For an album purchase, the list of `track_id` values in the invoice will be identical to the list of `track_id` values in the album. We will use this to categorize each invoice as an album purchase or not.

In [7]:
%%sql
SELECT
    il.invoice_id,
    CASE 
        WHEN (
                (
                    SELECT track_id
                    FROM invoice_line il1
                    WHERE il1.invoice_id = il.invoice_id
                    
                    EXCEPT
                    
                    SELECT track_id
                    FROM track t1
                    WHERE t1.album_id = t.album_id
                    
                ) IS NULL
                
                AND
            
                (
                    SELECT track_id
                    FROM track t1
                    WHERE t1.album_id = t.album_id
                    
                    EXCEPT
                    
                    SELECT track_id
                    FROM invoice_line il1
                    WHERE il1.invoice_id = il.invoice_id
                    
                ) IS NULL            
            
             ) THEN 'yes'
        ELSE 'no'
    END AS album_purchase
FROM invoice_line il
INNER JOIN track t ON il.track_id = t.track_id
GROUP BY il.invoice_id
LIMIT 10;

 * sqlite:///chinook.db
Done.


invoice_id,album_purchase
1,yes
2,no
3,no
4,no
5,yes
6,no
7,no
8,no
9,no
10,no


Now, we will determine the total number and percentage of invoices which are album purchases or not.

In [8]:
%%sql
SELECT
    CASE 
        WHEN (
                (
                    SELECT track_id
                    FROM invoice_line il1
                    WHERE il1.invoice_id = il.invoice_id
                    
                    EXCEPT
                    
                    SELECT track_id
                    FROM track t1
                    WHERE t1.album_id = t.album_id
                    
                ) IS NULL
                
                AND
            
                (
                    SELECT track_id
                    FROM track t1
                    WHERE t1.album_id = t.album_id
                    
                    EXCEPT
                    
                    SELECT track_id
                    FROM invoice_line il1
                    WHERE il1.invoice_id = il.invoice_id
                    
                ) IS NULL            
            
             ) THEN 'yes'
        ELSE 'no'
    END AS album_purchase,
    COUNT(DISTINCT il.invoice_id) number_of_invoices,
    ROUND(
        (
            CAST(COUNT(DISTINCT il.invoice_id) AS FLOAT) /
            (
                SELECT COUNT(*)
                FROM invoice
            )
        )
        * 100
        , 2) percentage_of_invoices
FROM invoice_line il
INNER JOIN track t ON il.track_id = t.track_id
GROUP BY album_purchase;

 * sqlite:///chinook.db
Done.


album_purchase,number_of_invoices,percentage_of_invoices
no,500,81.43
yes,114,18.57


The store should consider **retaining full album purchases** since they **contribute to almost 20% of total sales**.

---

## 4. Conclusion

a.
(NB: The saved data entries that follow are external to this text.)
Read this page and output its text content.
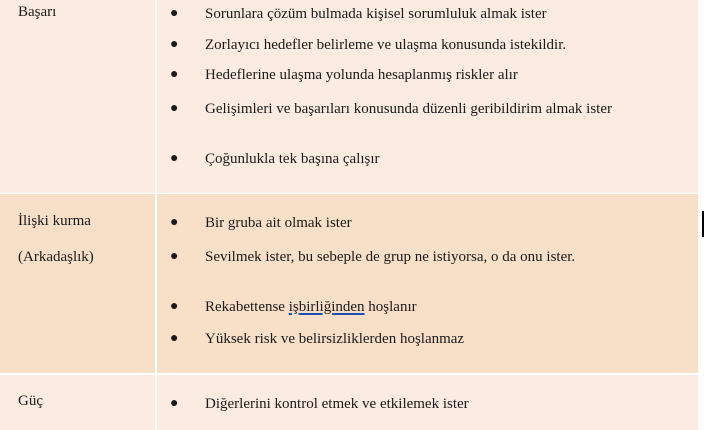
Başarı	● Sorunlara çözüm bulmada kişisel sorumluluk almak ister
● Zorlayıcı hedefler belirleme ve ulaşma konusunda istekildir.
● Hedeflerine ulaşma yolunda hesaplanmış riskler alır
● Gelişimleri ve başarıları konusunda düzenli geribildirim almak ister
● Çoğunlukla tek başına çalışır
İlişki kurma
(Arkadaşlık)
● Bir gruba ait olmak ister
● Sevilmek ister, bu sebeple de grup ne istiyorsa, o da onu ister.
● Rekabettense işbirliğinden hoşlanır
● Yüksek risk ve belirsizliklerden hoşlanmaz
Güç	● Diğerlerini kontrol etmek ve etkilemek ister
Sales by Genre
- We will **select the Punk, Pop and Blues albums** as Hip Hop albums only contributes to 1.9% of all tracks sold in the USA.
- We also suggest to **collaborate with the record label on Rock albums**, since this genre is by far the most popular genre in the USA with over 50% of all tracks sold.

b. Sales by Store Employee
- The top employee (Jane Peacock) has about 25% more dollar sales than the last employee (Steve Johnson). 
- This may be attributed to the difference in working duration at the store, since **employees with higher sales were hired at an earlier date**.

c. Sales by Country
- There may be potential for further expansion in the **Czech Republic, Portugal and India** markets as these countries have the **highest average sales per customer**.
- However, it should be noted that the current trend is based on a **small sample size** of 2 existing customers in each of these countries. Therefore, a **slow expansion is recommended** to ascertain whether the average sales remains high for new customers.

d. Sales by Type of Purchase
- The store should consider **retaining full album purchases** since they **contribute to almost 20% of total sales**.